My Box founder Krish Reddy says a $10m takeover offer is “very attractive to say the least for such a young company”.
The 29 year-old owner of a Hamilton firm that is being sued by Sky TV says he has received a $10 million takeover offer for his business from China.
Krish Reddy says his company My Box NZ has sold about 20,000 Android media players to consumers in 12 countries and is “rapidly growing”.
Sky Television is suing My Box saying its devices come “pre-loaded with piracy software” and that My Box promotes them as a way to access television content that Sky has exclusive rights to in New Zealand.
Auckland High Court judge Warwick Smith reserved his decision when the case went to court earlier this month.
Reddy said Sky’s objections had helped publicise his business and enabled it to build an international business from New Zealand.
“We have to thank Sky. If they had left us alone we would just have been selling a few boxes, but the controversy made us world famous.”
He said he was seriously considering the offer from the Chinese firm, which he declined to name, and had been given 21 days to respond.
The Chinese firm had a representative at the Auckland court hearing, he said.
Reddy said he was confident My Box would win Sky lawsuit, but he believed My Box would be liable for any damages if it didn’t, under the terms of the takeover offer.
“It makes no difference to them whether we win or lose, because their operations won’t be in New Zealand.
Reddy said My Box’s devices “captured streams from offshore” but it did not control how customers used them.
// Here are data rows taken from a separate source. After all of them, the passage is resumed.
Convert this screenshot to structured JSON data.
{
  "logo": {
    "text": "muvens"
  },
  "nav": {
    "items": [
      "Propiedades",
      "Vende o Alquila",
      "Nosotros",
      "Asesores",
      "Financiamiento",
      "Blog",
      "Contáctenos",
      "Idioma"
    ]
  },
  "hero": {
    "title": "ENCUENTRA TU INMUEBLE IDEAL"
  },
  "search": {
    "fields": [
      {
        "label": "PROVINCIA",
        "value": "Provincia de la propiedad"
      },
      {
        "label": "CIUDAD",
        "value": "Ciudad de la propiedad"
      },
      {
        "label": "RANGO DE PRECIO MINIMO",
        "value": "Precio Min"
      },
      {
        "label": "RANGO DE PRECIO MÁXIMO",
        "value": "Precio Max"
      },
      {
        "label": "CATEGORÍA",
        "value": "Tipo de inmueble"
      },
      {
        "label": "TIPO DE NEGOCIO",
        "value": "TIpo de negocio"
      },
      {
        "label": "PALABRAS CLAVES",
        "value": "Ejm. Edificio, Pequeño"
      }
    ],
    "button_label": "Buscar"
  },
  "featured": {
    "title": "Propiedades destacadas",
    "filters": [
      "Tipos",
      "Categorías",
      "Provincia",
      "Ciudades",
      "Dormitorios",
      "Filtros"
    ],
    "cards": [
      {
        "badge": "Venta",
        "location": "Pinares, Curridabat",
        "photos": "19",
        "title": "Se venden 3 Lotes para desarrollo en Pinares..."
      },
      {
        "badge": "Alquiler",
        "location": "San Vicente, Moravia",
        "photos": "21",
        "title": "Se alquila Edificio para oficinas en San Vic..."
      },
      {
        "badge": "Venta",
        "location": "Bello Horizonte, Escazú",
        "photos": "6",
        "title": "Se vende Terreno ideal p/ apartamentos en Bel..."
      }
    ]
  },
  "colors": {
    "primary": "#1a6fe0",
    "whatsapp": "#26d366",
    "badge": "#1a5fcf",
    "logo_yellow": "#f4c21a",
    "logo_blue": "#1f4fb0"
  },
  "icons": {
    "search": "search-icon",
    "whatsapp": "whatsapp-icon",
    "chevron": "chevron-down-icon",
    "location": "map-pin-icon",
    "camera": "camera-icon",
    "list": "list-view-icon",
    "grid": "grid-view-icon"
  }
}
My Box had not itself developed any of the software on the devices, he said.
Asked whether they helped customers find streams of pirated content, Reddy responded: “You are not going to get me to say that”.
“It does find movies, TV shows, sports etc – exactly what we advertise on our website, Sky content as well, yes, that is as far as I will say.”
Reddy said the legal issues were the same as if someone used an Apple cellphone “to go to a website”.
“Apple is not liable for what you are doing.”
Reddy’s other ventures under the umbrella business Von Roy Group include handyman business Handyman Pro and massage business Six Sense at which Reddy is a senior therapist.
Sky TV says My Box devices come “pre-loaded with piracy software”.
The Employment Relations Authority ordered Six Sense to pay massage therapist Joline Blyde $17,000 in December, after finding the company had breached its duty to her.
The ERA ruled Reddy had reneged on a promise to promote her in return for extra work, that Six Sense had unpaid her $6200 in wages and Kiwisaver contributions, and that Blyde had been constructively dismissed.
Reddy said he believed the matter was dealt with by his lawyers in August.
“We have a human resources team and a legal team that deal with these sort of issues, so I don’t have a lot of involvement in it.”
Reddy said his ventures were funding the construction of a school in India and had also worked closely with organisations that helped the homeless in Hamilton.
One of the conditions of the Chinese offer for My Box NZ was that it would close as a New Zealand business, he said. There were two other conditions which he would not disclose.
Sky spokeswoman Melodie Robinson responded that “if the alleged sale is an attempt to avoid the consequences of judgement it will not succeed, as Sky’s claim relates to the misleading claims Reddy has already made to thousands of Kiwis”.